Familiarity with aqua regia and nitrosyl chloride led Tilden to study hydrocarbon derivstives of NOCI, first with phenol, then with α-pinene and limonene. During this time the structures of the terpenes including pinene and limonene were subjects of controversy. The ease with which terpenes formed nitrosyl chlorides not only permitted characterization of these compounds but also provided ready intermediates for further reaction. Nitroso terpene derivatives, prepared from the nitrosyl chlorides by base hydrolysis, allowed Tilden to classify terpenes into a limited number of classes bringing some order to the previous chaos. His scheme divided terpenes into three types based on their nitroso derivatives: the turpentines, of which αpinene is the principal constituent, gave derivatives m.p. 126°C; citrenes, of which limonene is the most commonly occurring, gave derivatives m.p. 76°C; and sylvestrene, which was recognized as different from the other two. Once this division was made, the structure determination of a terpene in a particular class was quite rapid. The first class would be recognized later as containing bicyclic terpenes, and the second and third as monocyclic terpenes, each of a different structure. From his first work in 1877 with the nitroso derivatives Tilden continued throughout his career to study terpenes. One further investigation led him to study the thermal decomposition of terpenes in a red-hot iron tube. He obtained, as one of the many products in the decomposition, isoprene, which is now recognized as the building block not only of the C10 terpenes but also the C15 sesquiterpenes, the C20 diterpenes, and the C30 triterpenes. The sticky material he obtained from isoprene exposed to sunlight was a precursor of synthetic rubber, but Tilden never pursued its uses.

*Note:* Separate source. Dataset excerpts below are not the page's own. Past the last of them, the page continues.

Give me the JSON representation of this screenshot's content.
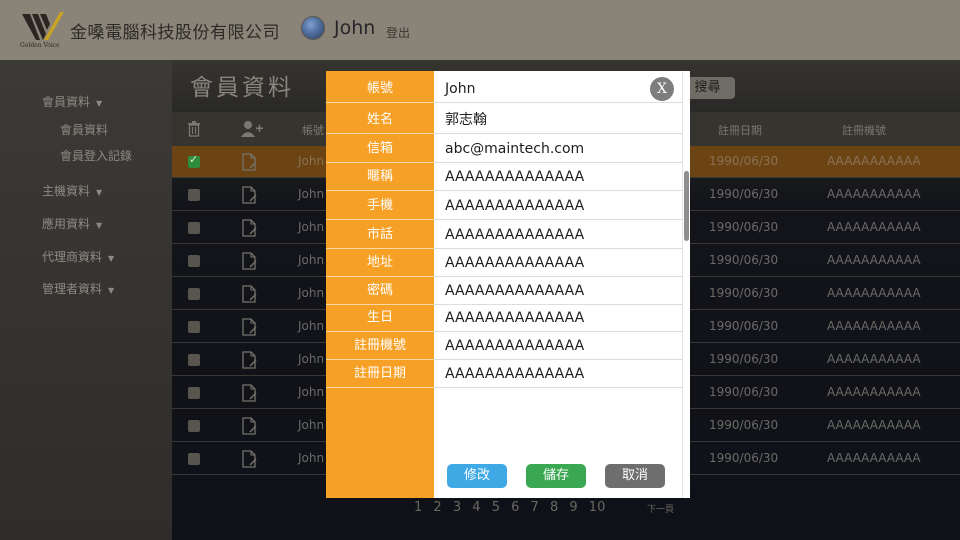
{
  "header": {
    "company_name": "金嗓電腦科技股份有限公司",
    "logo_text": "Golden Voice",
    "username": "John",
    "logout_label": "登出"
  },
  "sidebar": {
    "items": [
      {
        "label": "會員資料"
      },
      {
        "label": "主機資料"
      },
      {
        "label": "應用資料"
      },
      {
        "label": "代理商資料"
      },
      {
        "label": "管理者資料"
      }
    ],
    "subitems": [
      {
        "label": "會員資料"
      },
      {
        "label": "會員登入記錄"
      }
    ]
  },
  "main": {
    "title": "會員資料",
    "search_label": "搜尋",
    "columns": {
      "account": "帳號",
      "reg_date": "註冊日期",
      "reg_device": "註冊機號"
    },
    "rows": [
      {
        "account": "John",
        "date": "1990/06/30",
        "device": "AAAAAAAAAAA",
        "checked": true
      },
      {
        "account": "John",
        "date": "1990/06/30",
        "device": "AAAAAAAAAAA",
        "checked": false
      },
      {
        "account": "John",
        "date": "1990/06/30",
        "device": "AAAAAAAAAAA",
        "checked": false
      },
      {
        "account": "John",
        "date": "1990/06/30",
        "device": "AAAAAAAAAAA",
        "checked": false
      },
      {
        "account": "John",
        "date": "1990/06/30",
        "device": "AAAAAAAAAAA",
        "checked": false
      },
      {
        "account": "John",
        "date": "1990/06/30",
        "device": "AAAAAAAAAAA",
        "checked": false
      },
      {
        "account": "John",
        "date": "1990/06/30",
        "device": "AAAAAAAAAAA",
        "checked": false
      },
      {
        "account": "John",
        "date": "1990/06/30",
        "device": "AAAAAAAAAAA",
        "checked": false
      },
      {
        "account": "John",
        "date": "1990/06/30",
        "device": "AAAAAAAAAAA",
        "checked": false
      },
      {
        "account": "John",
        "date": "1990/06/30",
        "device": "AAAAAAAAAAA",
        "checked": false
      }
    ],
    "pagination": {
      "pages": [
        "1",
        "2",
        "3",
        "4",
        "5",
        "6",
        "7",
        "8",
        "9",
        "10"
      ],
      "next_label": "下一頁"
    }
  },
  "dialog": {
    "close_label": "X",
    "fields": [
      {
        "label": "帳號",
        "value": "John"
      },
      {
        "label": "姓名",
        "value": "郭志翰"
      },
      {
        "label": "信箱",
        "value": "abc@maintech.com"
      },
      {
        "label": "暱稱",
        "value": "AAAAAAAAAAAAAA"
      },
      {
        "label": "手機",
        "value": "AAAAAAAAAAAAAA"
      },
      {
        "label": "市話",
        "value": "AAAAAAAAAAAAAA"
      },
      {
        "label": "地址",
        "value": "AAAAAAAAAAAAAA"
      },
      {
        "label": "密碼",
        "value": "AAAAAAAAAAAAAA"
      },
      {
        "label": "生日",
        "value": "AAAAAAAAAAAAAA"
      },
      {
        "label": "註冊機號",
        "value": "AAAAAAAAAAAAAA"
      },
      {
        "label": "註冊日期",
        "value": "AAAAAAAAAAAAAA"
      }
    ],
    "buttons": {
      "edit": "修改",
      "save": "儲存",
      "cancel": "取消"
    }
  },
  "colors": {
    "accent_orange": "#f6a025",
    "edit_blue": "#3fa9e6",
    "save_green": "#3aa752",
    "cancel_gray": "#6e6e6e",
    "selected_row": "#6c4413"
  }
}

The problem of relating specific heat to atomic weight caught Tilden’s interest late in his career; he measured specific heat as a function of temperature for a number of metals and found that it was a marked function of temperature. His work demonstrated that specific heat was determined by uncertain physical forces and not the work required to separate the atoms of the substance.

Tilden served the Institute of Chemistry as president from 1891 to 1894, the Chemical Society as treasurer from 1899 to 1903 and as president from 1903 to 1905, and was awarded the Davy Medal in 1905.


I. Original Works. No collected volume of Tilden’s papers is extant. Most of his terpene papers were published in Journal of the Chemical Society (1865–1907) and papers on specific heat in Philosophical Transactions of the Royal Society.

Preparation of α-pinene nitrosyl chloride appeared in Journal of the Chemical Society,28 (1875), 514 ; and preparation of limonene nitrosyl chloride, ibid., 31 (1877), 554.

Tilden wrote several books; the most signal are A Short History of the Progress of Scientific Chemistry (London, 1899), The Elements (London, 1910), Chemical Discovery and Invention in the Twentieth Century (London, 1917), A Life of Sir William Ramsay (London, 1918), and Famous Chemists (London, 1912).

II. Secondary Literature. Two excellent biographical sketches are Journal of the Chemical Society (1927), 3190–3202; and Proceedings of the Royal Society, 117A , no. 778 (1928), i–v, with bibliography.